Mon réseau de recrutement atteint l’Europe. Joie.
Sarah est d’accord et elle annonce qu’elle doit partir dès maintenant, sans perdre de temps. Quelle rapidité dans ce départ, vous trouvez pas que ça cache quelque chose? Mais bon, on a tous nos petits secrets… Donc, une fois qu’elle es parti en m’embrassant sur la joue au préalable, je rentrai de nouveau dans la baraque de ma recrue et lui tins un peu près le même discours qu’avec Sarah.
_On va continuer à s’amuser, essaye de recruter des personnes comme nous.
Un demi-sourire narquois se peint sur son visage.
_Et je les trouve où, je dois arpenter les asiles?
Je secoue la tête en signe de négation.
_Ils viendront à toi.
Et sur ce, je m’éclipse, le laissant seul avec trois tasses de café encore fumantes. Je suis parti dans le but de revenir durant une semaine ou deux dans mon endroit que je pourrais dire natal, c’est à dire mon ancien squat. Voir de nouveau Loran.
Et dès que celui-ci me vit revenir, il me sauta carrément dessus, le visage éclairé par la joie. On aurait dit un chien faisant honneur à son maître lorsque celui-ci revient chez lui. Loran m’expliqua que je tombais au bon moment car la municipalité avait décidé de faire évacuer le squat et de le raser afin de construire un HLM sur les restes. Bien sur, mes amis n’allaient pas se laisser faire. Ils étaient prêt à tout pour empêcher les forces de l’ordre de les évacuer, quitte à utiliser des barres de fer. Le projet d’évacuation était prévu pour demain, autant vous dire que l’ambiance était assez chargé de stress.
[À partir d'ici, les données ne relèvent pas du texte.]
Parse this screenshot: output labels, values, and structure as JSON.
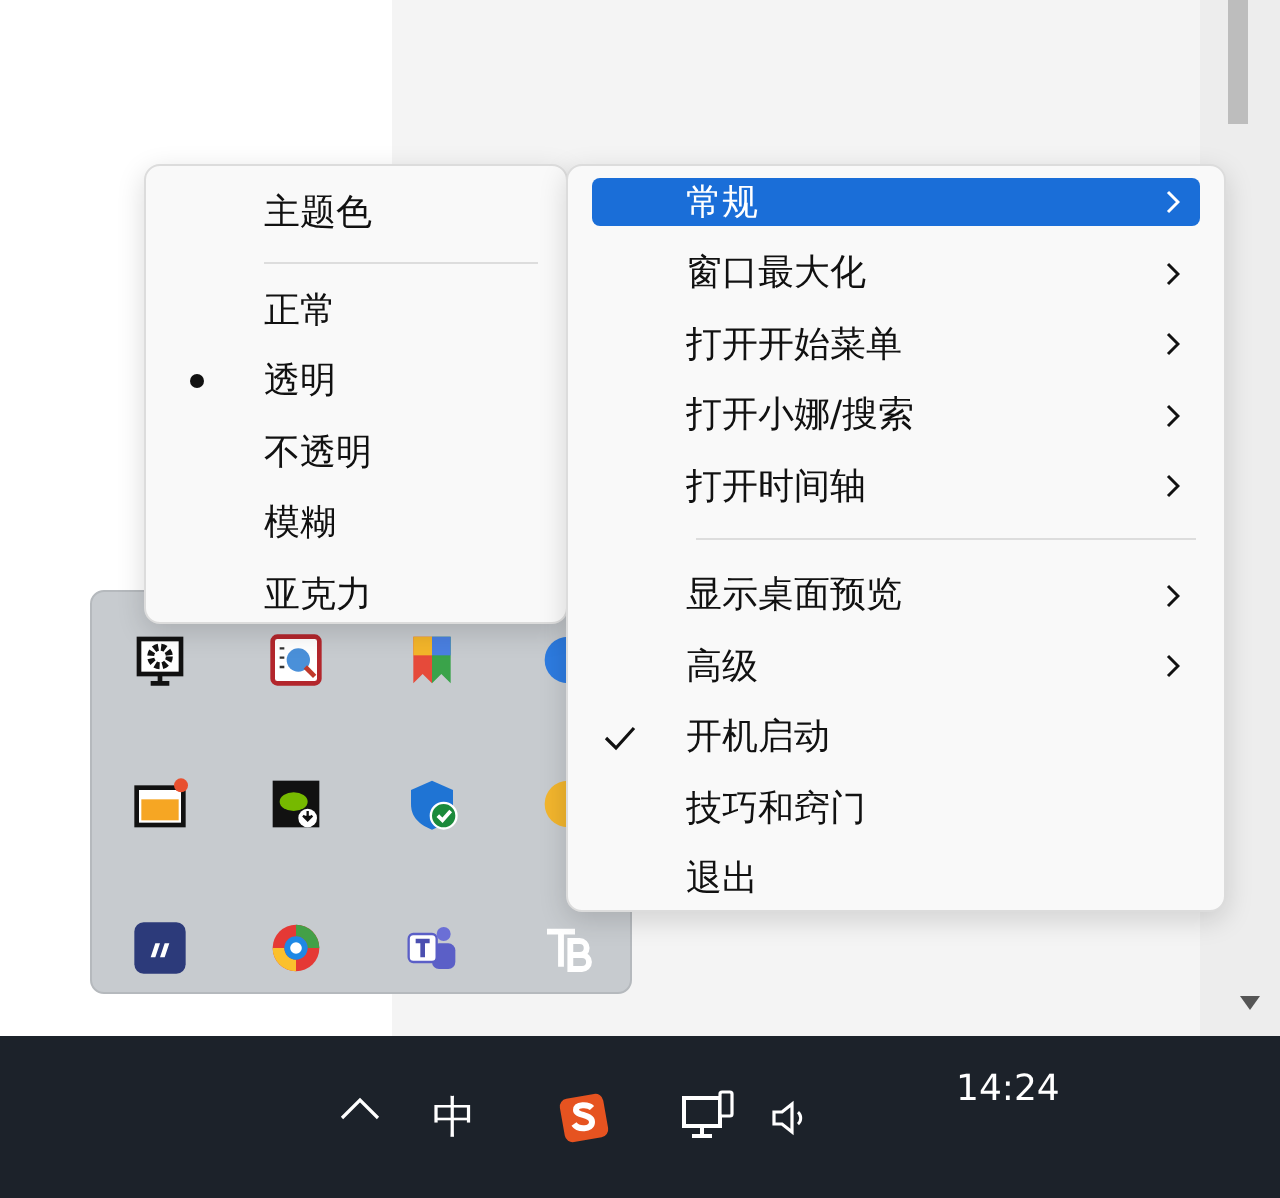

Juste avant que nous allions nous coucher, je pris Loran dans un coin. Je lui expliquai alors que je le voulais à mes côtés pour une mission. Je lui montrai alors le plan du bâtiment que j’avais pour but de faire exploser. Lorsqu’il s’aperçut de quoi il s’agissait, il fit pratiquement un bond en arrière.
_Putain, t’es cinglé, tu vas quand même pas faire sauter ça!
Je lui répondis qu’il le fallait, que je n’avais pas d’autre solution, que cela se jouait sur mon honneur.
_Mais c’est un acte terroriste!
Il est vrai, mais bon, c’est ma mission, je ne dois pas échouer. Loran, lui, semble déboussolé. Il secouait la tête en ruminant des choses incompréhensibles. Puis il leva son regard vers moi et me dit:
_Non, désolé, je ne peux pas. Ça sera sans moi… désolé…
A ce moment là, je le méprisai et j’étais vraiment en colère contre lui. Après tout ce que j’avais fait pour Loran, il refuse de m’aider en retour. Je suis déçu, très très déçu par son comportement. Et il peut être sur que pour demain, mon aide, il ne l’aura pas non plus. Qu’il se débrouille seul.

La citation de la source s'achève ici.